London, Sep 4 (IANS) The sweat and breath of over 4 million tourists who gape at the exquisite frescoes at the Sistine Chapel in the Vatican City are damaging the Renaissance period works of art, a top official has warned.

The Sistine Chapel has between 15,000 and 20,000 visitors a day, the Daily Telegraph reported Friday.

The Sistine Chapel is the best-known chapel in the Apostolic Palace, the official residence of the Pope in Vatican City.

Art custodians expressed alarm over the state of the exquisite paintings which adorn the chapel following the first cleaning operation for four years.

The Sistine Chapel is subjected to a huge influx of visitors every day, with each tourist responsible for adding to the invisible cloud of dirt, dandruff and other microscopic debris that floats up into the uppermost reaches of the famed church.

The delicate cleaning operation, which began in mid-July, was carried out by a team of 30 experts working at night – the only time that the Sistine Chapel is free of tourist hordes.

The restorers accessed the chapel’s high walls and ceiling in crane-mounted cherry pickers and used goat hair brushes to remove ‘unimaginable amounts’ of dust from the frescoes by Michelangelo and other Renaissance masters, head of the Vatican Museums Antonio Paolucci said.

‘Every one of the 4.5 million tourists who visits the Sistine Chapel each year brings in dust on their clothes and shoes,’ he said.

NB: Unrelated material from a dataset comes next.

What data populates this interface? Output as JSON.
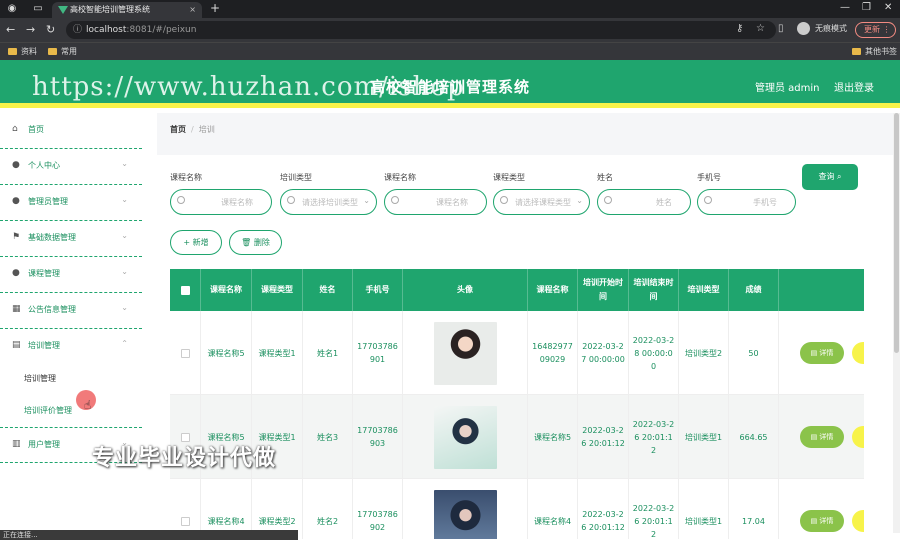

‘They shed tiny particles of skin and of course they breathe. We can’t do anything about that, but each human body increases the humidity inside the chapel. All this produces an accumulation of dust on the frescoes which cover the chapel’s walls,’ Paolucci said.

‘They are not going to start crumbling tomorrow, but over a long period of time there is a danger that they will be damaged. With advanced technical instruments it is possible to maintain constant levels of humidity and temperature but the systems we have at the moment are between 15 and 20 years old and need replacing.’

‘If we want to preserve the Sistine Chapel for future generations, this is the challenge that we need to face.’

Vatican officials will work with technicians to ascertain how to replace the climate control system, with the cost as yet unknown.

Built by Pope Sixtus IV between 1473 and 1484, the Sistine Chapel has been used for centuries as a private place of prayer for popes and for conclaves, the secretive meetings held by the College of Cardinals after the death of a pontiff to choose a successor.

It is also featured in the film ‘Angels and Demons’, with the film’s producers having to surreptitiously take photographs of the chapel and then recreate it digitally after the Vatican banned them from filming out of displeasure over the far-fetched plot of Dan Brown’s novel.